Meteo, ecco l'anticiclone africano Hannibal: caldo in arrivo ma non per tutti

A partire dal 13 del mese le temperature al Centro e al Sud Italia supereranno per la prima volta i 30°

Siamo ormai a primavera inoltrata, ma le giornate tipiche di questa stagione in gran parte d’Italia sono state ancora decisamente poche. Sono in tanti quindi ad augurarsi al più presto l’arrivo di temperature più elevate che possano permetterci di trascorrere anche qualche serata all’aperto. Il conto alla rovescia è effettivamente iniziato. A partire da sabato 13 maggio è infatti previsto l’insediamento del primo anticiclone africano della stagione, chiamato dagli esperti Hannibal. Avremo così la possibilità di assaporare il primo caldo del 2017. Non sarà però una situazione comune a tutti i residenti del Bel Paese.

Il primo caldo stagionale è in arrivo

Stanchi della pioggia e di un freddo fuori stagione? Niente paura, il primo caldo del 2017 è ormai alle porte. Secondo gli esperti meteo, le temperature inizieranno ad alzarsi dal 13 al 17 del mese.

Questa situazione è dovuta all’insediamento dell’anticiclone africano Hannibal, uno dei più temibili in termini di caldo, proveniente dal territorio algerino-libico. A essere interessati dall’ondata di calore saranno in modo particolare i residenti del Centro-Sud e dell’Emilia Romagna.

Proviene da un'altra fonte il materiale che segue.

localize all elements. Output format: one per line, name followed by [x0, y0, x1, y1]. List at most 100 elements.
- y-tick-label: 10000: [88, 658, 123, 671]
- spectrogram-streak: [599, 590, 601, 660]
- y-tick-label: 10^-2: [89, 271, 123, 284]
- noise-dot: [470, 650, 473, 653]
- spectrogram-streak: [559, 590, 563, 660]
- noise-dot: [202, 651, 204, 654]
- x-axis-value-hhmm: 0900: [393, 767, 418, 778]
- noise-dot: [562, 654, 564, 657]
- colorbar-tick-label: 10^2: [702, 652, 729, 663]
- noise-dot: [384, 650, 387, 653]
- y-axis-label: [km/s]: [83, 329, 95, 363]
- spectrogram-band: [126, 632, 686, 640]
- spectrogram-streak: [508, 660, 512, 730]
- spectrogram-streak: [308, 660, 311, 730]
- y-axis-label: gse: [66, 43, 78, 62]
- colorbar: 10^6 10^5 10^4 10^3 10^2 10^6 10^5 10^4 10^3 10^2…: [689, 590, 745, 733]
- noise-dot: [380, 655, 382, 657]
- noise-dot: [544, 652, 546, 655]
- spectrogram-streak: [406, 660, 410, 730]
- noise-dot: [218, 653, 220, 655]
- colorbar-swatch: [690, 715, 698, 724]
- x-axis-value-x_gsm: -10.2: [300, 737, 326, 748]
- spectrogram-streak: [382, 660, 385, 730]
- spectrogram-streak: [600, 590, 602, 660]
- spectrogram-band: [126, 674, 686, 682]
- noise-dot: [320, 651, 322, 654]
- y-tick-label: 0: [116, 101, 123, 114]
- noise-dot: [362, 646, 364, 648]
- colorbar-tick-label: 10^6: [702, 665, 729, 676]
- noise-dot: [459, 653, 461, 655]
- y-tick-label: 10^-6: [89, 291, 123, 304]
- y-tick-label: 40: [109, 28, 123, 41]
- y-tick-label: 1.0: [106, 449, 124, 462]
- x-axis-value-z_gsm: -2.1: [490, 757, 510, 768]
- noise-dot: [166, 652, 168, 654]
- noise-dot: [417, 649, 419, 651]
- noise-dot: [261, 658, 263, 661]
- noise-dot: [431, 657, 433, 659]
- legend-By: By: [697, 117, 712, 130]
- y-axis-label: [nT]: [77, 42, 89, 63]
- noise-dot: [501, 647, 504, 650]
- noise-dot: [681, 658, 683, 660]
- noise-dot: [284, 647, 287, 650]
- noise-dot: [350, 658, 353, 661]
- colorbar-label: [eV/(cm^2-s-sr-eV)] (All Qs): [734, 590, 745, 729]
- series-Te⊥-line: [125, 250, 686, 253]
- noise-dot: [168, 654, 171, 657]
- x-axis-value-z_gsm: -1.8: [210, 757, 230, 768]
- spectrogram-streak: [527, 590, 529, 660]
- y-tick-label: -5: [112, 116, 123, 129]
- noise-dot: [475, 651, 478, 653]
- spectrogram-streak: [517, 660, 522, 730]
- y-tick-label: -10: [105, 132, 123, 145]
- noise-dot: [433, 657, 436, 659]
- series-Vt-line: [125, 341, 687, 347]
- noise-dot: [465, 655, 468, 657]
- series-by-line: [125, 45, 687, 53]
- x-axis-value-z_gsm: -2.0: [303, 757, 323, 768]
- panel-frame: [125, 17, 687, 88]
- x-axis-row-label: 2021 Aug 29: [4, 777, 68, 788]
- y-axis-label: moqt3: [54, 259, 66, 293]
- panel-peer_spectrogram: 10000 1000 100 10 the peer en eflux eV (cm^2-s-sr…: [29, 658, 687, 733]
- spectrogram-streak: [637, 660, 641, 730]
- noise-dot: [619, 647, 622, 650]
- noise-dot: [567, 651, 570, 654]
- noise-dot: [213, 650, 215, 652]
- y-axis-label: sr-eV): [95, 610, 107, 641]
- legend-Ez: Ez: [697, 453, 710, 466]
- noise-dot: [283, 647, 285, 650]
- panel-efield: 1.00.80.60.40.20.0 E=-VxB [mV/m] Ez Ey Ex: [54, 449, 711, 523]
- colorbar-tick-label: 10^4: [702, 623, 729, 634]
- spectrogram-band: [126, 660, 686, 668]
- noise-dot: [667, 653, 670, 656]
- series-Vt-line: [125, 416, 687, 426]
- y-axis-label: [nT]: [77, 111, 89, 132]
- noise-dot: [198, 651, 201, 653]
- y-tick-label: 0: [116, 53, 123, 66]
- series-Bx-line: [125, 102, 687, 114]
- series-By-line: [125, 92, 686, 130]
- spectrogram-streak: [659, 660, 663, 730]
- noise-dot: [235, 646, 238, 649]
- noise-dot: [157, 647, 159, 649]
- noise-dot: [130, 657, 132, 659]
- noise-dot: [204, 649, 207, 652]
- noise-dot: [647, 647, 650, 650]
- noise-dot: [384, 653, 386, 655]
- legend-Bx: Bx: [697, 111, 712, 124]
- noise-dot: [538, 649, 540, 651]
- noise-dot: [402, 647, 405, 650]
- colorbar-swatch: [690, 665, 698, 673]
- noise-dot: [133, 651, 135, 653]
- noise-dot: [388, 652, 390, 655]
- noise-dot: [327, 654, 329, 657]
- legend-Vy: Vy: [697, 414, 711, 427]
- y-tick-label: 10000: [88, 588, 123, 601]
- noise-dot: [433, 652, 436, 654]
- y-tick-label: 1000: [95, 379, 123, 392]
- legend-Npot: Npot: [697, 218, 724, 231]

Almeno per ora chi non sopporta l’afa può stare parzialmente tranquillo. Siamo infatti ancora in una “stagione di transizione“, quindi le possibilità di dover subire una canicola soffocante sono davvero poche. In alcune zone pianeggianti della Penisola potremmo però raggiungere i 34-35°. Soprattutto in Sicilia si soffrirà maggiormente.

Caldo? Non per tutti

Le giornate caratterizzate da una temperatura superiore alla media non riguarderanno però tutta l’Italia. In base alle rilevazioni degli esperti del sito ilmeteo.it, le regioni del Nord saranno esposte a  un flusso umido sud occidentale. Il caldo quindi sarà certamente inferiore. Ulteriori piogge non possono essere escluse da qui a fine mese.

Per avere una tendenza più precisa sull’estate ormai prossima sarà però necessario attendere ancora. Vista la primavera così instabile sembra difficile ipotizzare un’annata simile a quelle del 2003 e del 2015, che difficilmente dimenticheremo per l’afa opprimente anche durante le ore notturne.